How do you find #int -arctan(cotx) dx #?

1 Answer
Jan 21, 2016

#int(-tan^{-1}(cot)x))dx=x^2/2-\pi/2x+c#

Explanation:

Given we have to find the integral of the tan inverse of cotangent of x, i.e #int(-tan^{-1}(cot(x))dx#

Firstly, we need to simplify the equation.
Remember from inverse trig classes that #tan^{-1}(\theta)+cot^{-1}(\theta)=\pi/2#
So, that means, #tan^{-1}(\theta)=\pi/2-cot^{-1}(\theta)#
So, now we see that we have made our problem a lot easier.
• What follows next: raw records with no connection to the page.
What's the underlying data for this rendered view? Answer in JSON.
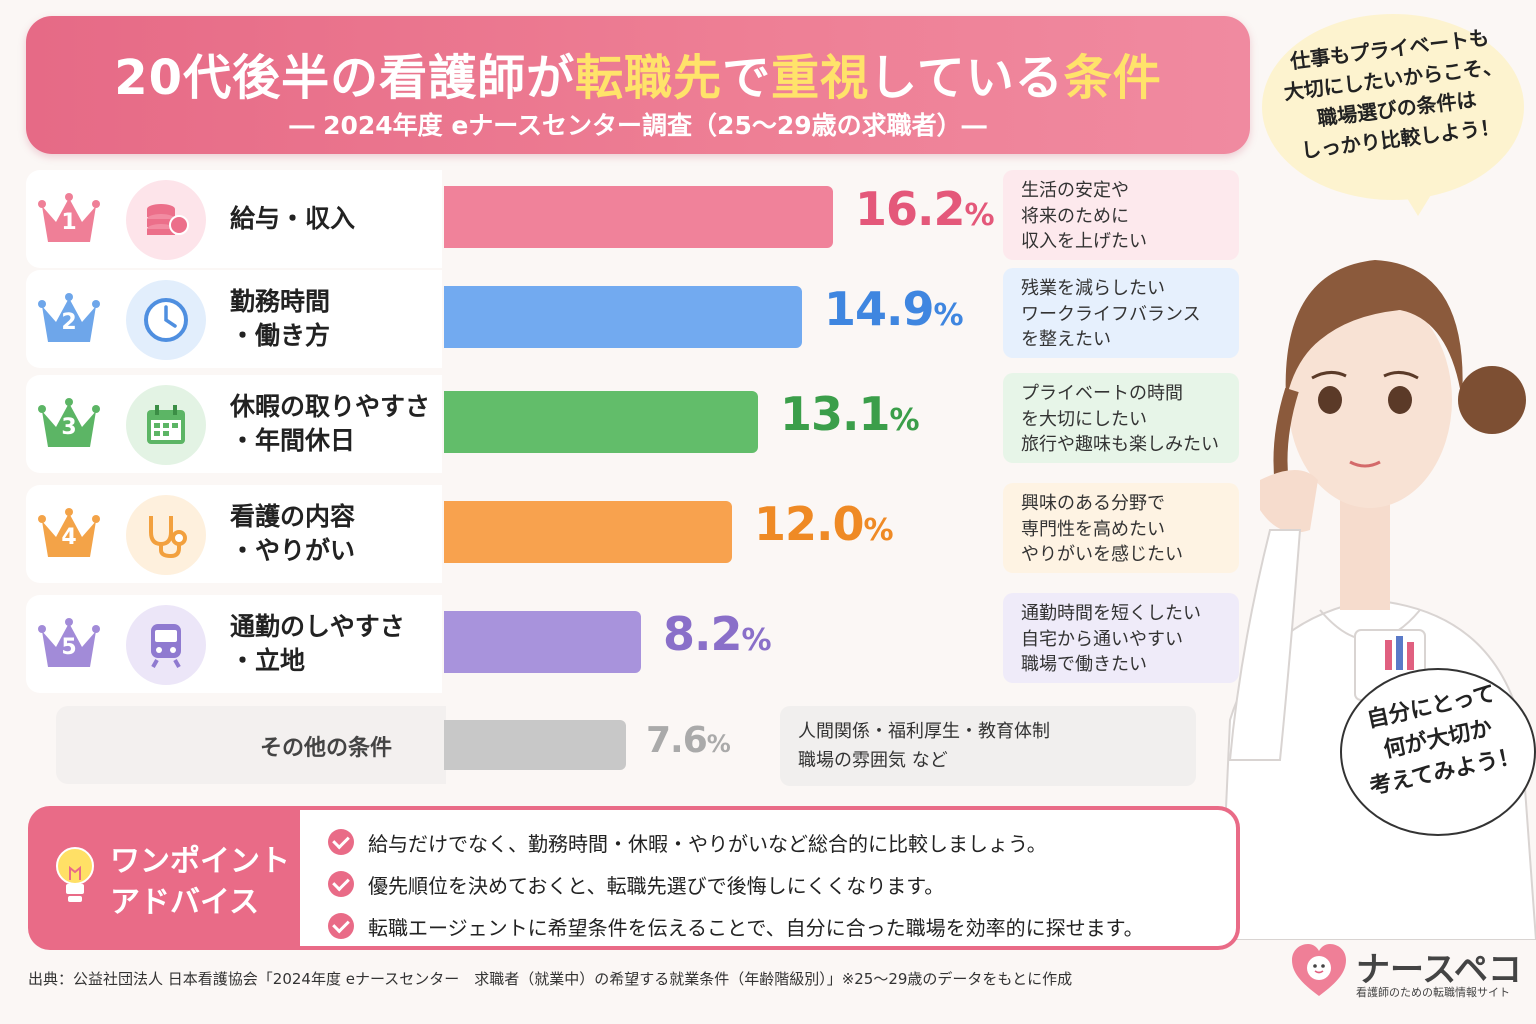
{
  "header": {
    "title_pre": "20代後半の看護師が",
    "title_hl1": "転職先",
    "title_mid": "で",
    "title_hl2": "重視",
    "title_post": "している",
    "title_hl3": "条件",
    "subtitle": "― 2024年度 eナースセンター調査（25〜29歳の求職者）―"
  },
  "chart_data": {
    "type": "bar",
    "orientation": "horizontal",
    "unit": "%",
    "xlim": [
      0,
      20
    ],
    "categories": [
      {
        "rank": "1",
        "line1": "給与・収入",
        "line2": "",
        "value": 16.2,
        "value_label": "16.2",
        "note": [
          "生活の安定や",
          "将来のために",
          "収入を上げたい"
        ]
      },
      {
        "rank": "2",
        "line1": "勤務時間",
        "line2": "・働き方",
        "value": 14.9,
        "value_label": "14.9",
        "note": [
          "残業を減らしたい",
          "ワークライフバランス",
          "を整えたい"
        ]
      },
      {
        "rank": "3",
        "line1": "休暇の取りやすさ",
        "line2": "・年間休日",
        "value": 13.1,
        "value_label": "13.1",
        "note": [
          "プライベートの時間",
          "を大切にしたい",
          "旅行や趣味も楽しみたい"
        ]
      },
      {
        "rank": "4",
        "line1": "看護の内容",
        "line2": "・やりがい",
        "value": 12.0,
        "value_label": "12.0",
        "note": [
          "興味のある分野で",
          "専門性を高めたい",
          "やりがいを感じたい"
        ]
      },
      {
        "rank": "5",
        "line1": "通勤のしやすさ",
        "line2": "・立地",
        "value": 8.2,
        "value_label": "8.2",
        "note": [
          "通勤時間を短くしたい",
          "自宅から通いやすい",
          "職場で働きたい"
        ]
      }
    ],
    "other": {
      "label": "その他の条件",
      "value": 7.6,
      "value_label": "7.6",
      "note": [
        "人間関係・福利厚生・教育体制",
        "職場の雰囲気 など"
      ]
    },
    "pct_symbol": "%"
  },
  "colors": {
    "bars": [
      "#f0829a",
      "#72aaf0",
      "#62bd6a",
      "#f8a24e",
      "#a893dc",
      "#c8c8c8"
    ],
    "pct": [
      "#e4587a",
      "#3f86e0",
      "#3b9e4a",
      "#ef8a25",
      "#8a6fc9",
      "#aaaaaa"
    ],
    "crowns": [
      "#ef7f97",
      "#6ea6ea",
      "#5cb565",
      "#f3a348",
      "#a28bd8"
    ],
    "icon_bg": [
      "#fde4ea",
      "#e2eefc",
      "#e3f3e4",
      "#fef0dd",
      "#ece6f8"
    ],
    "notes": [
      "#fde9ed",
      "#e6f0fd",
      "#e7f5e8",
      "#fef3e3",
      "#efebf9"
    ]
  },
  "icons": [
    "coins-icon",
    "clock-icon",
    "calendar-icon",
    "stethoscope-icon",
    "train-icon"
  ],
  "advice": {
    "title1": "ワンポイント",
    "title2": "アドバイス",
    "tips": [
      "給与だけでなく、勤務時間・休暇・やりがいなど総合的に比較しましょう。",
      "優先順位を決めておくと、転職先選びで後悔しにくくなります。",
      "転職エージェントに希望条件を伝えることで、自分に合った職場を効率的に探せます。"
    ]
  },
  "source": "出典：公益社団法人 日本看護協会「2024年度 eナースセンター　求職者（就業中）の希望する就業条件（年齢階級別）」※25〜29歳のデータをもとに作成",
  "bubble": [
    "仕事もプライベートも",
    "大切にしたいからこそ、",
    "職場選びの条件は",
    "しっかり比較しよう！"
  ],
  "bubble2": [
    "自分にとって",
    "何が大切か",
    "考えてみよう！"
  ],
  "logo": {
    "name": "ナースペコ",
    "tagline": "看護師のための転職情報サイト"
  }
}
So, in the above main equation, if we consider #\theta# as #cot(x)# we got our seemingly very hard problem, become a very easy one.

So, #int(-tan^{-1}(cot(x)))dx=\int(cot^{-1}(cot(x))-pi/2)dx#
(I assume you noticed that I also involved the minus sign that the original question had).
Now, we see that the entire thing becomes easier as the inverse of a function applied to a function is the value itself,
i.e #cot^{-1}(cot(x))=x#
So, out problem turns out to be #int(x-\pi/2)dx#
The answer to this, as you can see, is provided above.